Damals war dem Doktor in vollem Umfang bewußt geworden, wie wenig Ahnung er [223] hatte,
nicht nur von Indien, sondern auch davon, wie empfindsam Kinder waren.
Jetzt hätte er gern
gewußt, ob John D. zu Julia sagte: »Das ist meine erste Erinnerung an Farrokh.«
Und ich bringe den lieben Jungen nach wie vor in Schwierigkeiten! dachte Dr. Daruwalla.
Um sich abzulenken,
steckte er seine Nase in den großen Topf mit dhal . Roopa hatte das Hammelfleisch schon
vor langer Zeit hineingetan und erinnerte den Doktor mit der Bemerkung, daß Hammel
zum Glück nicht verkoche, daran, daß er sich verspätet hatte. »Aber der Reis ist
trocken geworden«, fügte sie betrübt hinzu.
Der alte Nalin,
ein unverbesserlicher Optimist, versuchte Dr.

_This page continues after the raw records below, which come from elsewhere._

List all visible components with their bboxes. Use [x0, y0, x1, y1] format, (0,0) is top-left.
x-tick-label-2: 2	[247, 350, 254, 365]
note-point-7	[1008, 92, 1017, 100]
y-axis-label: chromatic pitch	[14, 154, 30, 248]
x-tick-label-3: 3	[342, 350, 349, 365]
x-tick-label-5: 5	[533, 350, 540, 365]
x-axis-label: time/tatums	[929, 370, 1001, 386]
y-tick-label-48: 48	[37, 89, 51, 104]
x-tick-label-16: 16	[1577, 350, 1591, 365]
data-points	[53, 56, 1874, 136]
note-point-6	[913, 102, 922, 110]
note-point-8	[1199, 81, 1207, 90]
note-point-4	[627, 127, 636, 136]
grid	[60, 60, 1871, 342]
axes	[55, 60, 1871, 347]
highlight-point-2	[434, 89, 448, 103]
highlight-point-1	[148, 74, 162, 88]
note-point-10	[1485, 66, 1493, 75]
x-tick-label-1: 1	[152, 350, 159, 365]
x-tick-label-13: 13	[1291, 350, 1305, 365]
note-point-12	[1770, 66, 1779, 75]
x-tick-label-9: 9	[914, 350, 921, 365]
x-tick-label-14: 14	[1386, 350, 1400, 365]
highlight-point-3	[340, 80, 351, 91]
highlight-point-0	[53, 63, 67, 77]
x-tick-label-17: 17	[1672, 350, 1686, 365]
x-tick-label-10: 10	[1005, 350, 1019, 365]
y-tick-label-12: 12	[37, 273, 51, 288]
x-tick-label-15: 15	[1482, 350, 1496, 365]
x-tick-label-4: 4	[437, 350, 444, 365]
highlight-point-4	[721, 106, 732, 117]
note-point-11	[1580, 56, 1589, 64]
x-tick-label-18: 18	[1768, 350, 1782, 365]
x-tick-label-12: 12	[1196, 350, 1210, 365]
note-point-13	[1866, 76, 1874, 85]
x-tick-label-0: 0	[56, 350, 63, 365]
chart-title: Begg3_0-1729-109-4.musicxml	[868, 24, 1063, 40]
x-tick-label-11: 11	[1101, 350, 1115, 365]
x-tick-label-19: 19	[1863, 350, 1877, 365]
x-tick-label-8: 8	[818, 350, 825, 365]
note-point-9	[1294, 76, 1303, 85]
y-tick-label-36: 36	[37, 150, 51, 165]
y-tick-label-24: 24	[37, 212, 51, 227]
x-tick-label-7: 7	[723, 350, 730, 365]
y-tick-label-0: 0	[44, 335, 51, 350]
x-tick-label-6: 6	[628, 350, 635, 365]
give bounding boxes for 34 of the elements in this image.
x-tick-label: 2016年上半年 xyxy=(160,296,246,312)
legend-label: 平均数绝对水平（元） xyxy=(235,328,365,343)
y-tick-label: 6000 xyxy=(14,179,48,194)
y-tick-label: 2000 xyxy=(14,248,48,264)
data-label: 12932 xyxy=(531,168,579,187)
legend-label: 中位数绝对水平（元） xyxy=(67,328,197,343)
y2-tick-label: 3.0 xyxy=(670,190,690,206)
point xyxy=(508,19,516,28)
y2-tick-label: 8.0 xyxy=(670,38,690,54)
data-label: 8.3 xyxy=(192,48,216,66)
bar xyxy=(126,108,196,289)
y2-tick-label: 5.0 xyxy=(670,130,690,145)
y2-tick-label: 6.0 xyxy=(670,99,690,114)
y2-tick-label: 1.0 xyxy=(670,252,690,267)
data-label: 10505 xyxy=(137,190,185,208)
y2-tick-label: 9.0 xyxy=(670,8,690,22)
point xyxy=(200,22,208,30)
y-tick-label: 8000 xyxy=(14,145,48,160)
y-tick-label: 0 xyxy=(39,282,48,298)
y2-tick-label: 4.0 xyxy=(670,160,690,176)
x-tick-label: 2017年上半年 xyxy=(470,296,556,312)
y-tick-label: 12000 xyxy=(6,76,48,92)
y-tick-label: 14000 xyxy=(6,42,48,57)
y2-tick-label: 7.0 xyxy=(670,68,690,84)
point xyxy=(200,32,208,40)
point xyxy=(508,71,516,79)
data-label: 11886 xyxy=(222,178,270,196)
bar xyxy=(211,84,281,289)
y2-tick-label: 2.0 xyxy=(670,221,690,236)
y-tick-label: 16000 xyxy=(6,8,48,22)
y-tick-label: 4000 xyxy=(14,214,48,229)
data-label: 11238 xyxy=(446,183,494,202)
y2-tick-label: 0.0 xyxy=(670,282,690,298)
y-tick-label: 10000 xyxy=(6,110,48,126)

Daruwalla aufzuheitern. In seinem
bruchstückhaften Englisch sagte er: »Aber ganz viel Bier!«
Dr. Daruwalla hatte
ein schlechtes Gewissen, daß immer soviel Bier im Haus war. Sein Fassungsvermögen
für Bier erschreckte ihn, und Dhars Vorliebe für dieses Gebräu schien geradezu grenzenlos.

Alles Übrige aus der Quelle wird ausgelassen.